"Please to look at your face, Mees Quentin," he said scathingly. "It is as wooden as your singing."

He was a confirmed advocate of the importance of facial expression in a singer, and Diana's vague, abstracted look was rapidly raising his ire. Recalled by the biting scorn in his tones, she made a gallant effort to throw herself more effectually into the song, but the memory of Errington's grave, intent face, as he had sat listening to her that night, kept coming betwixt her and the meaning of the music—and the result was even more unpromising than before.

In another moment Baroni was on his feet, literally dancing with rage.

"But do you then call yourself an artiste?" he broke out furiously. "Why has the good God given you eyes and a mouth? That they may express nothing—nothing at all? Bah! You haf the face of a gootta-per-r-rcha doll!"

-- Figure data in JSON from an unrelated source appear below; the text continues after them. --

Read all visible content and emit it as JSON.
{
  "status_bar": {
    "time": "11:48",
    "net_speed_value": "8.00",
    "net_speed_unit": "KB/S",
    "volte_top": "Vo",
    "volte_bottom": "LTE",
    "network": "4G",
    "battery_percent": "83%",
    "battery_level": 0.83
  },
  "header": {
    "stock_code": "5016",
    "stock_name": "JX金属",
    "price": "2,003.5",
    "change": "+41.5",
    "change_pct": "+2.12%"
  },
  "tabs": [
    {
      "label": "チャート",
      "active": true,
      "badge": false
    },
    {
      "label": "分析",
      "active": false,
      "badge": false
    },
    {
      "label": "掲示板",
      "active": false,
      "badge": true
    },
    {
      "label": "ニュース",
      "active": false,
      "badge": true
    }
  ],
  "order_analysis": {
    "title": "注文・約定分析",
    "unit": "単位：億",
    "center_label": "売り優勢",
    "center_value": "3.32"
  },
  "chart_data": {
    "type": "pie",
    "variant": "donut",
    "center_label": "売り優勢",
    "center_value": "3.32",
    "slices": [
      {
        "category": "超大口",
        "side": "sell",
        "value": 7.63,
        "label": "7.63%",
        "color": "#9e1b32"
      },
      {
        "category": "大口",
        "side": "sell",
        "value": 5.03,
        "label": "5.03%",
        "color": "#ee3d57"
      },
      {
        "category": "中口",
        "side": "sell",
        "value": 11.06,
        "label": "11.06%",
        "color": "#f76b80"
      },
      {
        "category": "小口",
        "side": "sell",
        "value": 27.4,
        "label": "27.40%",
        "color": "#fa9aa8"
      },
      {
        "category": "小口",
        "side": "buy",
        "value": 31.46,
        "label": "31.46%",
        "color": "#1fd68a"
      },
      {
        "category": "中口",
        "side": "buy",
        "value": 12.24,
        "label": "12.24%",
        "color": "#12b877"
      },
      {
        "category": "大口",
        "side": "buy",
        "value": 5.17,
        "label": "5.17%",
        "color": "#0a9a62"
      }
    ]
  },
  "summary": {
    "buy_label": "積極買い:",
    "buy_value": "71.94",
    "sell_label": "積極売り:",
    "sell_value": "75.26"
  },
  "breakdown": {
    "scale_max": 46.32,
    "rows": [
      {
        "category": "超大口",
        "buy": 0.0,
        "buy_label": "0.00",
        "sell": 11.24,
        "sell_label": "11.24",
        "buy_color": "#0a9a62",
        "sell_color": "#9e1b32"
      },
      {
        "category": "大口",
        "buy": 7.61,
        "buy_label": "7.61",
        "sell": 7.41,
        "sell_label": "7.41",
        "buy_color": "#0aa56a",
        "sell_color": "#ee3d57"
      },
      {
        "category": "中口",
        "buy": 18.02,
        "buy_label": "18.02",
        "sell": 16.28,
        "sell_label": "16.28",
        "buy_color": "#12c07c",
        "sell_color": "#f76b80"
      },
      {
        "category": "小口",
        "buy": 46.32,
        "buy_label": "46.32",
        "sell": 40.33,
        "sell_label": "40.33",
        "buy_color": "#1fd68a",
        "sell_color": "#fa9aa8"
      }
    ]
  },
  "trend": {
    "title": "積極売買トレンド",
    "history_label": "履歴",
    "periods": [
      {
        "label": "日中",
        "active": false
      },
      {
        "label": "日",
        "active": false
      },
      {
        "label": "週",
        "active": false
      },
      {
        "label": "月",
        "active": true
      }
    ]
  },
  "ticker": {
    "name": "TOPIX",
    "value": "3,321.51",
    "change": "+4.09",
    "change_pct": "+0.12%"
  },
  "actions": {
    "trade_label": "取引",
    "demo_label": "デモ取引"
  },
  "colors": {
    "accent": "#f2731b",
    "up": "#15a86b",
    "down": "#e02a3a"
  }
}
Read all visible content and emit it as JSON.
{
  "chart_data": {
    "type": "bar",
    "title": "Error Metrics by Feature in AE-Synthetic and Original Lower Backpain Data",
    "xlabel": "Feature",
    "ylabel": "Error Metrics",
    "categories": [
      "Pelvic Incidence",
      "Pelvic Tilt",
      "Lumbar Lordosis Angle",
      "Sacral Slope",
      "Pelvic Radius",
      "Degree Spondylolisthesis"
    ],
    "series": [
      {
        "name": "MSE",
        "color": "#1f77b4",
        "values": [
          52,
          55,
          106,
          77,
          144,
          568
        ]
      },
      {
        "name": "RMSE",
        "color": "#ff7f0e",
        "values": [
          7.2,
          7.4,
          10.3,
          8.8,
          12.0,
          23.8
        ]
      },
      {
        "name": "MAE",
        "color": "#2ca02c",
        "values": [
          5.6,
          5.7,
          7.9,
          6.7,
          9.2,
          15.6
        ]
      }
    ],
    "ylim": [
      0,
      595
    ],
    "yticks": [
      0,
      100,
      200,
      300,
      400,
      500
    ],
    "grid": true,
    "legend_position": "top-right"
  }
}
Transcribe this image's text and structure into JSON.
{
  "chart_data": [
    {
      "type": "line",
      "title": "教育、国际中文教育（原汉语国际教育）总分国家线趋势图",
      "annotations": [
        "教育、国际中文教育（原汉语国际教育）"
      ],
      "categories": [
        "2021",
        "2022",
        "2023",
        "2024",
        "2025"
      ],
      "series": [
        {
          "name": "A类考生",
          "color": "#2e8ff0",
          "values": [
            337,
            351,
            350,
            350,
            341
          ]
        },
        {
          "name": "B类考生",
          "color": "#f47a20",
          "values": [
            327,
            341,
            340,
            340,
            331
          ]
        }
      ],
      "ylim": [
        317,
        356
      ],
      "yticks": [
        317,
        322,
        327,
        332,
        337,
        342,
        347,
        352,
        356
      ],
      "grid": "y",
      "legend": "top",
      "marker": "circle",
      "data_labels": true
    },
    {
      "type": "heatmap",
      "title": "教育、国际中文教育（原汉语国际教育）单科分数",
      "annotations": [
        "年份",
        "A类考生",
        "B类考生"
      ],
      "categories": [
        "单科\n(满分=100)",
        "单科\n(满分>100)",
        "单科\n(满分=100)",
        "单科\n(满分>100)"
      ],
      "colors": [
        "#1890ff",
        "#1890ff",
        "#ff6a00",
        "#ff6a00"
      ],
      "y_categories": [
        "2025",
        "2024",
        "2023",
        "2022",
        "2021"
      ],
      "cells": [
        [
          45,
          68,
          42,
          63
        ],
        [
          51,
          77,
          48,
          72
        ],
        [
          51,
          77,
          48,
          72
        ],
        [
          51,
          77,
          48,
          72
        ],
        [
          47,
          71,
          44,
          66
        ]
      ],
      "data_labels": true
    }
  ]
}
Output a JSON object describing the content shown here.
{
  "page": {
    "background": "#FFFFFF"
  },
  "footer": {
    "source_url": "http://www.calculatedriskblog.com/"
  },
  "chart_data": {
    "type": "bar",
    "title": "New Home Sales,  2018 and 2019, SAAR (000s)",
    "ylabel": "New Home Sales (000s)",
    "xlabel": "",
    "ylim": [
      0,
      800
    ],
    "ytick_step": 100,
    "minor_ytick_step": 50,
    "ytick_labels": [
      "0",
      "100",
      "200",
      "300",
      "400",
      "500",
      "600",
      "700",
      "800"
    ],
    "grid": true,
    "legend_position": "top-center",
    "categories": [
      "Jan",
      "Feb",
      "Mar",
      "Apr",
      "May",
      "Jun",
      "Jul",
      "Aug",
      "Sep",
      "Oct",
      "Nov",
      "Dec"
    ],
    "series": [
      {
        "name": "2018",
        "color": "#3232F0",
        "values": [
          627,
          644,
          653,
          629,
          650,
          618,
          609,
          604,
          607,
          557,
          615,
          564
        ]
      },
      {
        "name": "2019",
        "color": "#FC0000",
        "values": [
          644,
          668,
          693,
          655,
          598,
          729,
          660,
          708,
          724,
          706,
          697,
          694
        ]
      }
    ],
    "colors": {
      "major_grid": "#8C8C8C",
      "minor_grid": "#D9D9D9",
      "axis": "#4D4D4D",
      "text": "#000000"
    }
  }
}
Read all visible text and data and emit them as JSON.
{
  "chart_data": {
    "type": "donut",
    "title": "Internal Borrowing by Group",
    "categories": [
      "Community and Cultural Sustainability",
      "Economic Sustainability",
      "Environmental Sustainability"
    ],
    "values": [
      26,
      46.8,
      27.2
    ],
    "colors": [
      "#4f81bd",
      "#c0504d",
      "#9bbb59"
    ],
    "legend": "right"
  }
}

And snatching up the music from the piano in an uncontrollable burst of fury, he flung it straight at her, and the two of them stood glaring at each other for a few moments in silence. Then Baroni pointed to the song, lying open on the floor between them, and said explosively:—

"Pick that up."

Diana regarded him coolly, her small face set like a flint.

"No." She fairly threw the negative at him,

He stared at her—he was accustomed to more docile pupils—and the two girls who had remained in the room to listen to the lessons following their own huddled together with scared faces. The maestro in a royal rage was ever, in their opinion, to be regarded from much the same viewpoint as a thunderbolt, and that any one of his pupils should dare to defy him was unheard-of. In the same situation as that in which Diana found herself, either of the two girls in question would have meekly picked up the music and, dissolving into tears, made the continuance of the lesson an impossibility, only to be bullied by the maestro even more execrably next time.

"Pick that up," repeated Baroni stormily.